No. 1 coincidence is the well-known fact that Franklin Roosevelt wants to leave his mark on history in foreign as well as domestic policy, the fact that he has had his State Department busy scanning every conceivable proposal, from a Western-Hemisphere-neutral-bloc to new limitation-of-armaments measures.

No. 2 coincidence is that President Roosevelt has been making unusual efforts to make friends with Canada, not least of which was his trip to Montreal last August. The U. S. State Department, like the ordinary U. S. citizen, for decades ignored Canada. There were no direct diplomatic relations between the countries until Ministers were exchanged in 1927. Relations of Britain with the U. S. have often been more cordial than relations of Canada with the U. S. The President has been at pains to alter this situation.

No. 3 was a coincidence that brought the first two in juxtaposition. Next month Prime Minister King goes to help crown George VI, and after the Coronation there will be an Imperial Conference. At the conference board, Mr.
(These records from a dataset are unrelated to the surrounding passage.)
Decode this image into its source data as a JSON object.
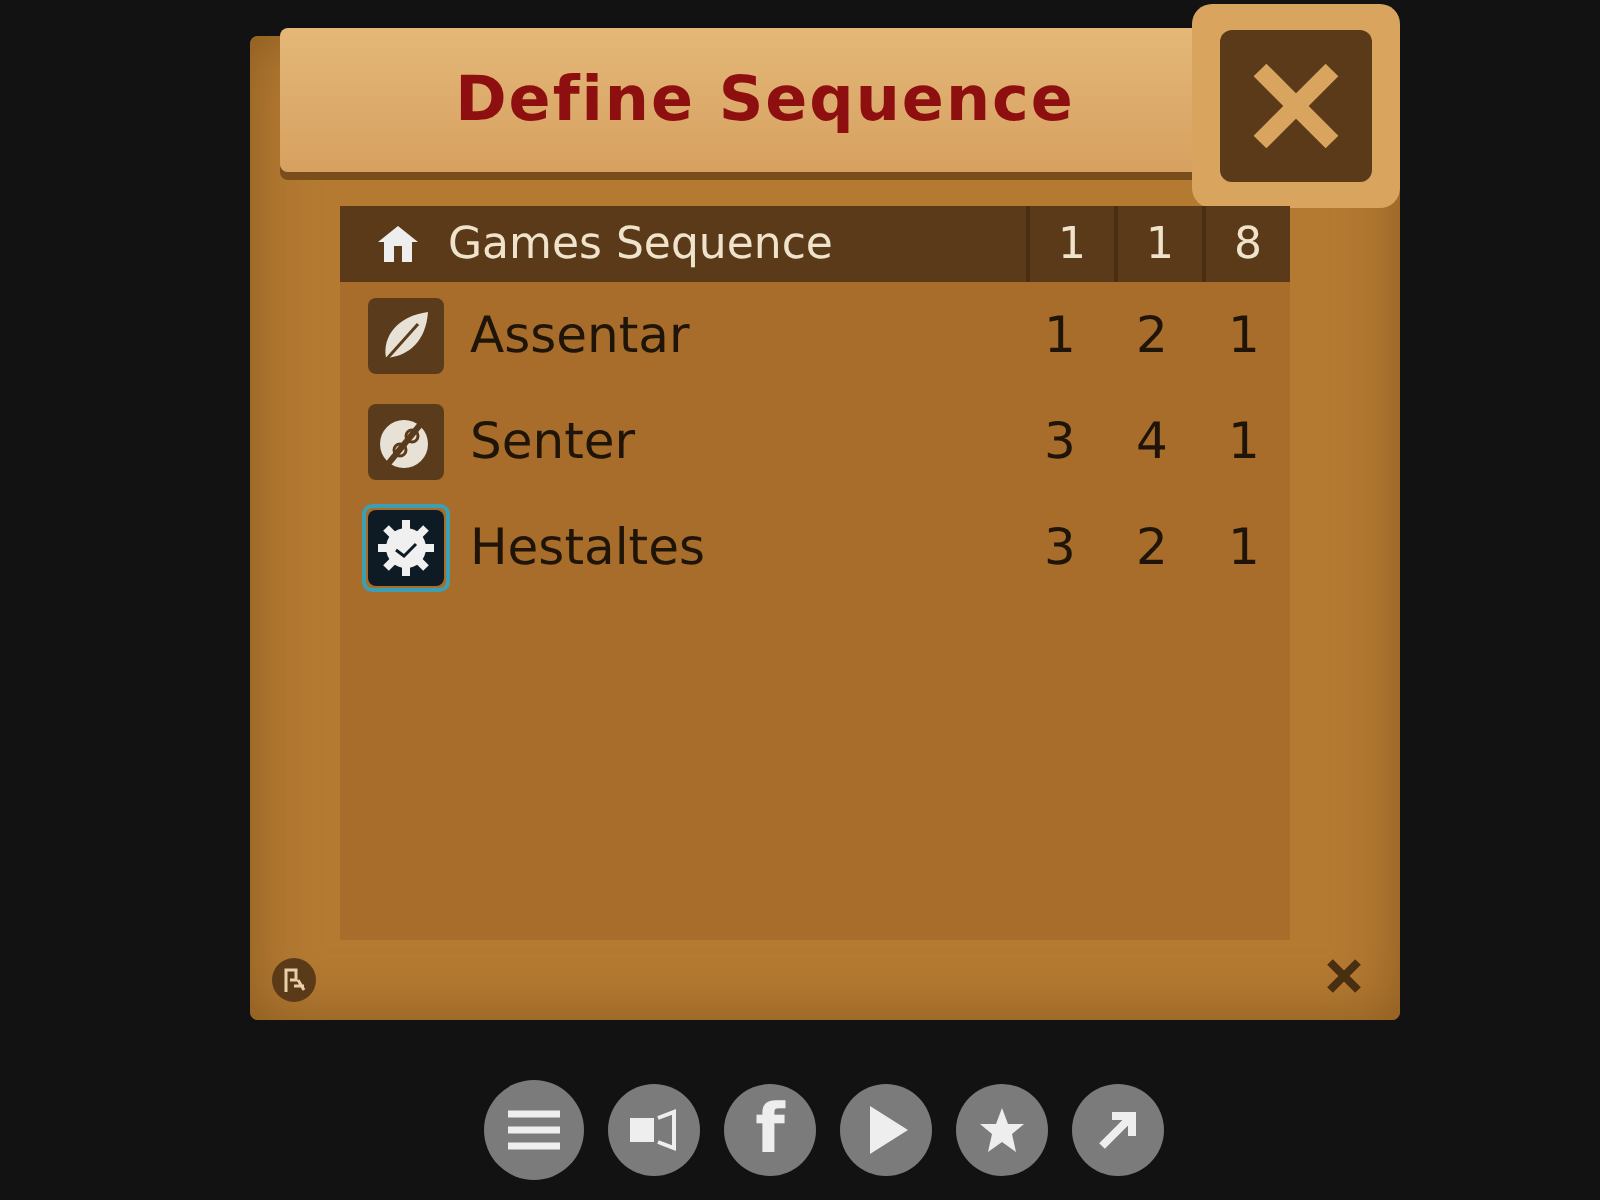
{
  "dialog": {
    "title": "Define Sequence"
  },
  "table": {
    "header": {
      "label": "Games Sequence",
      "values": [
        "1",
        "1",
        "8"
      ]
    },
    "rows": [
      {
        "name": "Assentar",
        "values": [
          "1",
          "2",
          "1"
        ],
        "selected": false
      },
      {
        "name": "Senter",
        "values": [
          "3",
          "4",
          "1"
        ],
        "selected": false
      },
      {
        "name": "Hestaltes",
        "values": [
          "3",
          "2",
          "1"
        ],
        "selected": true
      }
    ]
  },
  "toolbar": {
    "social_label": "f"
  }
}
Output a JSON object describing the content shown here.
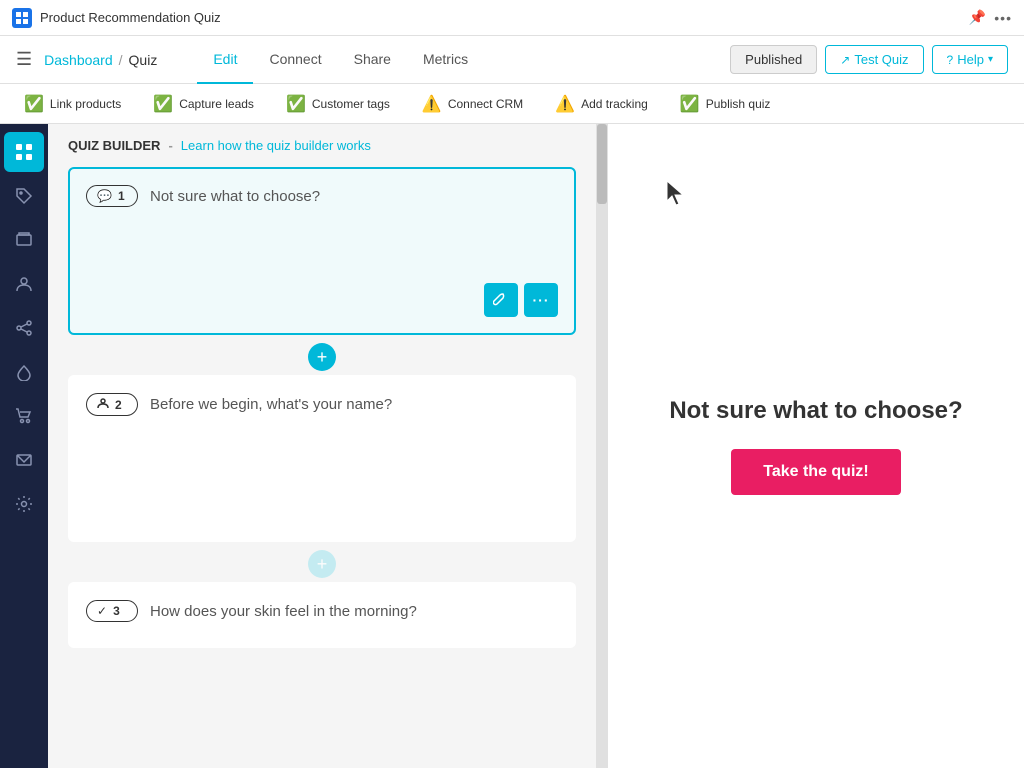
{
  "titlebar": {
    "app_name": "Product Recommendation Quiz",
    "pin_icon": "📌",
    "more_label": "•••"
  },
  "navbar": {
    "menu_icon": "☰",
    "breadcrumb": {
      "dashboard": "Dashboard",
      "separator": "/",
      "quiz": "Quiz"
    },
    "tabs": [
      {
        "id": "edit",
        "label": "Edit",
        "active": true
      },
      {
        "id": "connect",
        "label": "Connect",
        "active": false
      },
      {
        "id": "share",
        "label": "Share",
        "active": false
      },
      {
        "id": "metrics",
        "label": "Metrics",
        "active": false
      }
    ],
    "buttons": {
      "published": "Published",
      "test_quiz": "Test Quiz",
      "help": "Help"
    }
  },
  "statusbar": {
    "items": [
      {
        "id": "link-products",
        "label": "Link products",
        "status": "ok"
      },
      {
        "id": "capture-leads",
        "label": "Capture leads",
        "status": "ok"
      },
      {
        "id": "customer-tags",
        "label": "Customer tags",
        "status": "ok"
      },
      {
        "id": "connect-crm",
        "label": "Connect CRM",
        "status": "warn"
      },
      {
        "id": "add-tracking",
        "label": "Add tracking",
        "status": "warn"
      },
      {
        "id": "publish-quiz",
        "label": "Publish quiz",
        "status": "ok"
      }
    ]
  },
  "sidebar": {
    "items": [
      {
        "id": "grid",
        "icon": "⊞",
        "active": true
      },
      {
        "id": "tag",
        "icon": "🏷",
        "active": false
      },
      {
        "id": "layers",
        "icon": "⧉",
        "active": false
      },
      {
        "id": "user",
        "icon": "👤",
        "active": false
      },
      {
        "id": "share2",
        "icon": "⇄",
        "active": false
      },
      {
        "id": "drop",
        "icon": "💧",
        "active": false
      },
      {
        "id": "cart",
        "icon": "🛒",
        "active": false
      },
      {
        "id": "mail",
        "icon": "✉",
        "active": false
      },
      {
        "id": "gear",
        "icon": "⚙",
        "active": false
      }
    ]
  },
  "quizbuilder": {
    "title": "QUIZ BUILDER",
    "separator": "-",
    "help_link": "Learn how the quiz builder works",
    "questions": [
      {
        "id": 1,
        "badge_icon": "💬",
        "number": "1",
        "text": "Not sure what to choose?",
        "active": true,
        "actions": [
          {
            "id": "wrench",
            "icon": "🔧"
          },
          {
            "id": "more",
            "icon": "•••"
          }
        ]
      },
      {
        "id": 2,
        "badge_icon": "👤",
        "number": "2",
        "text": "Before we begin, what's your name?",
        "active": false,
        "actions": []
      },
      {
        "id": 3,
        "badge_icon": "✓",
        "number": "3",
        "text": "How does your skin feel in the morning?",
        "active": false,
        "actions": []
      }
    ],
    "add_btn_label": "+"
  },
  "preview": {
    "title": "Not sure what to choose?",
    "button_label": "Take the quiz!"
  }
}
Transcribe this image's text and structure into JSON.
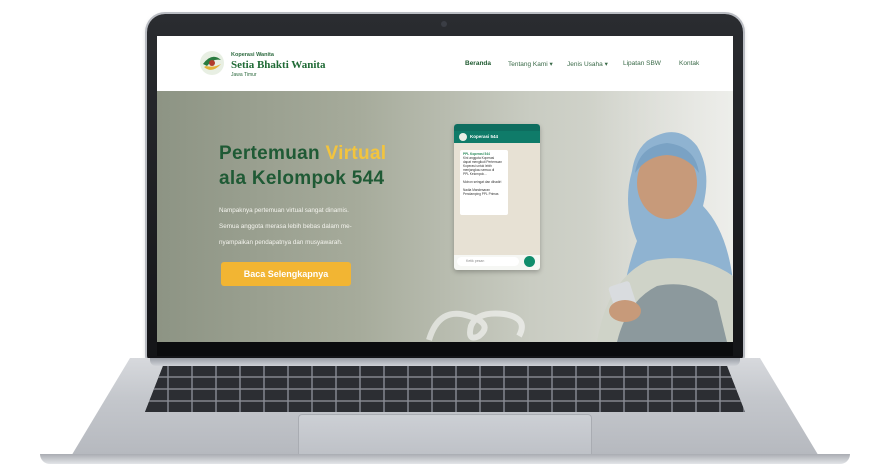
{
  "site": {
    "logo_small": "Koperasi Wanita",
    "logo_name": "Setia Bhakti Wanita",
    "logo_region": "Jawa Timur"
  },
  "nav": [
    {
      "label": "Beranda"
    },
    {
      "label": "Tentang Kami ▾"
    },
    {
      "label": "Jenis Usaha ▾"
    },
    {
      "label": "Lipatan SBW"
    },
    {
      "label": "Kontak"
    }
  ],
  "hero": {
    "title_part1": "Pertemuan ",
    "title_accent": "Virtual",
    "title_line2": "ala Kelompok 544",
    "paragraph_lines": [
      "Nampaknya pertemuan virtual sangat dinamis.",
      "Semua anggota merasa lebih bebas dalam me-",
      "nyampaikan pendapatnya dan musyawarah."
    ],
    "cta_label": "Baca Selengkapnya"
  },
  "phone": {
    "chat_title": "Koperasi 544",
    "bubble_lines": [
      "PPL Koperasi 544",
      "Kini anggota Koperasi",
      "dapat mengikuti Pertemuan",
      "Koperasi untuk lebih",
      "menjangkau semua di",
      "PPL Kelompok...",
      "",
      "Mohon seingat dan dihadiri",
      "",
      "Nadia Mandesaran",
      "Pendamping PPL Primas"
    ],
    "input_placeholder": "Ketik pesan"
  },
  "colors": {
    "brand_green": "#1f5a35",
    "accent_yellow": "#f3c43d",
    "cta_orange": "#f2b533"
  }
}
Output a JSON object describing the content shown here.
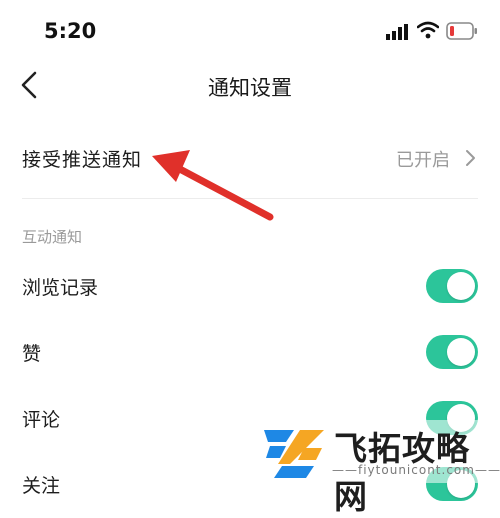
{
  "status_bar": {
    "time": "5:20"
  },
  "nav": {
    "title": "通知设置"
  },
  "push": {
    "label": "接受推送通知",
    "value": "已开启"
  },
  "section": {
    "title": "互动通知"
  },
  "toggles": [
    {
      "label": "浏览记录",
      "on": true
    },
    {
      "label": "赞",
      "on": true
    },
    {
      "label": "评论",
      "on": true
    },
    {
      "label": "关注",
      "on": true
    }
  ],
  "colors": {
    "accent": "#2cc59a",
    "arrow": "#e0302a",
    "battery_low": "#e63a3a"
  },
  "icons": [
    "signal-icon",
    "wifi-icon",
    "battery-icon",
    "back-icon",
    "chevron-right-icon",
    "arrow-annotation-icon",
    "watermark-logo"
  ],
  "watermark": {
    "title": "飞拓攻略网",
    "subtitle": "——fiytounicont.com——"
  }
}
King as Prime Minister of Britain's most important dominion, will rank next to Stanley Baldwin in importance. It took no great insight for diplomats to fathom last week that when the British Commonwealth of Nations confers in London, Mr. King will privately inform its members of Franklin Roosevelt's ideas on world affairs, either in the form of a specific proposal or possible alternatives for "exploration." If that iron, long in the fire, gets hot, it may set more sparks flying than any yet forged on the ringing White House anvil.

P:The ten members of the Cabinet gave their annual dinner for the President. Looking around the table he remarked contentedly that he was happy to see all the faces of his official family that he had seen four years ago except for three whose widows were present: Mrs. William Woodin, Mrs. George H. Dern, Mrs. Louis McHenry Howe. P:For three hours the President discussed his plans to cut 600,000 unemployed off the WPA rolls with the six Governors who fortnight ago wired a protest against it, Messrs. Lehman of New York, Horner of Illinois, Hurley of Massachusetts, La Follette of Wisconsin, Benson of Minnesota, Quinn of Rhode Island. Voice of Economy at the session was Secretary Morgenthau. The President promised to consider their arguments "sympathetically," to make no Relief cuts until after he has returned from Warm Springs, whither he goes this week. P:Mrs. Roosevelt announced that she had signed a new radio broadcasting contract, to describe events in the White House, her travels, her views on current topics on behalf of Pond's Face Creams--the proceeds to go to charity.

P:To Congress the President dispatched a message asking for an excise tax of 75-c- per 100 lb. on sugar to provide funds for subsidies to sugar growers. Purpose: to replace the Jones-Costigan Sugar Control Act which was emasculated when the Supreme Court declared AAA's processing taxes unconstitutional. Newshawks reminded the President that such a tax on sugar would violate the U. S. reciprocal trade agreement with Cuba. Surprised, the President admitted that he had not known, had only followed Secretary Wallace's advice.